Though Schaffer hasn’t had a lot of people ask about cooking travel, she wants to start promoting it as a great way to learn about an area’s culture while visiting.

“I like to promote the culture of a destination, not just the beaches,” Schaffer said. “Once you get into the culture, and you understand their food, it opens up more doors.”

While visiting Tuscany in 2007, Leigh Farrell of Dayton attended a one-day class in a 13th-century stone house in Chianti through Fattoria di Grignano (www.fattoriadigrignano.com/new/english/index.asp#). She learned to make pasta from scratch and had a great time with her Australian teacher and Canadian classmates.

“I was really good at it, and the teacher said, ‘You must have done this before,’” Farrell recalled. She hadn’t, but when she returned home she bought a pasta machine and has done it plenty of times since.

The Demers have taken cooking classes on several trips. In Lyon, their experience was more hands-on, with students divided into teams and supervised by a chef who helped them make a dish of shrimp and vegetables atop couscous.

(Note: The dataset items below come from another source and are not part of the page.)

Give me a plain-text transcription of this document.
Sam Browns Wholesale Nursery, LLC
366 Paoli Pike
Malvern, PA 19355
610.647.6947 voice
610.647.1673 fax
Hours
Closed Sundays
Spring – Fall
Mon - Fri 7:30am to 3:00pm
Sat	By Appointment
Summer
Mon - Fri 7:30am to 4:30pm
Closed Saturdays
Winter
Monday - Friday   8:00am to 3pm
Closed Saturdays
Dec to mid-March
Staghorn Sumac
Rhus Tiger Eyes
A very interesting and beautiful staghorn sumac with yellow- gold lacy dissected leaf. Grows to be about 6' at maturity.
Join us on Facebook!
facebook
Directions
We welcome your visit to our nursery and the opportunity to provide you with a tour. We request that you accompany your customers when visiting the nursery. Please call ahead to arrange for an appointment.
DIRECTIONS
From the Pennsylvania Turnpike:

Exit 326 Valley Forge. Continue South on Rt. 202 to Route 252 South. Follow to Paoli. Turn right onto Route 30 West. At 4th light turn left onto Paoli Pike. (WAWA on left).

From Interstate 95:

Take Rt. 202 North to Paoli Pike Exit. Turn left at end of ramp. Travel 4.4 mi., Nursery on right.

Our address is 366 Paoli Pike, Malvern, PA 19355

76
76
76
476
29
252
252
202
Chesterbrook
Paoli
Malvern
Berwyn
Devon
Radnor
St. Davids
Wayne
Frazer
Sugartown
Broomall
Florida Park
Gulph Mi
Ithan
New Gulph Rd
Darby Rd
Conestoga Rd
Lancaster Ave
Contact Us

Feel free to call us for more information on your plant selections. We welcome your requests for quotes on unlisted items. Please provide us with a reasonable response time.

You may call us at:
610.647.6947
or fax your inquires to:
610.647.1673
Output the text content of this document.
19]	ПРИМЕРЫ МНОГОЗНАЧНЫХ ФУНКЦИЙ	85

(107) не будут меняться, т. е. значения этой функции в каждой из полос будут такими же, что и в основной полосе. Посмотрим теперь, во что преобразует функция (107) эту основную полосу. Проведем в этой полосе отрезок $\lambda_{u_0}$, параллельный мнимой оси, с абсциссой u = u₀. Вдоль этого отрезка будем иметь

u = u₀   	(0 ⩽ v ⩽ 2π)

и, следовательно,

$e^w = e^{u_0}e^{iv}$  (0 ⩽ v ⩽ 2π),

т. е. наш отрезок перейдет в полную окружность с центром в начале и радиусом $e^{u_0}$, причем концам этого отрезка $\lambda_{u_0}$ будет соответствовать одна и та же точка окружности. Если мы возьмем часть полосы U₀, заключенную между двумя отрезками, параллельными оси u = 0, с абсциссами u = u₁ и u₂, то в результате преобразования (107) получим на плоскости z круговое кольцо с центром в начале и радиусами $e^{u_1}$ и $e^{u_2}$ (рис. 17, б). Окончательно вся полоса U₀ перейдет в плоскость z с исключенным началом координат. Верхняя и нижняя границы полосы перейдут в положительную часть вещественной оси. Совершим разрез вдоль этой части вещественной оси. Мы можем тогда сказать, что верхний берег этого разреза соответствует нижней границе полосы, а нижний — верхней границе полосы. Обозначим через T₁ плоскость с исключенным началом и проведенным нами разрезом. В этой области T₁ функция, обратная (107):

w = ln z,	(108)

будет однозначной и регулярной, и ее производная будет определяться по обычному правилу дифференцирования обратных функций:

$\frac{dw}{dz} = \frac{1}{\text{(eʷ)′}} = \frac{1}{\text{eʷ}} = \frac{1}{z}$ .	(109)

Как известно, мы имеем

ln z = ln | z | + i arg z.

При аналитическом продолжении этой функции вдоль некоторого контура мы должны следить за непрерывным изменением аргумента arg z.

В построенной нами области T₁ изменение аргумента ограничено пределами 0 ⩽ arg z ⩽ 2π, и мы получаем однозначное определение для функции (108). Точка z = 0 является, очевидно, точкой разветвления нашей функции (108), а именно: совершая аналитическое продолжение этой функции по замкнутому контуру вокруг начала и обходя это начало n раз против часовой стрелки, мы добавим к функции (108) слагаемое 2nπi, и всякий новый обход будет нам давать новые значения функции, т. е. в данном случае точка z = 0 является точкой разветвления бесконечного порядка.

In New Orleans, they watched a chef entertain a crowd by demonstrating jambalaya, shrimp Étouffée and bread pudding.

The couple has prepared jambalaya and bread pudding many times since then. Jambonette, however, has not reappeared on their menu.

“It was just too much work,” Demers said. “I suppose if you have a sous chef to help you with all the preparations, it would be one thing.”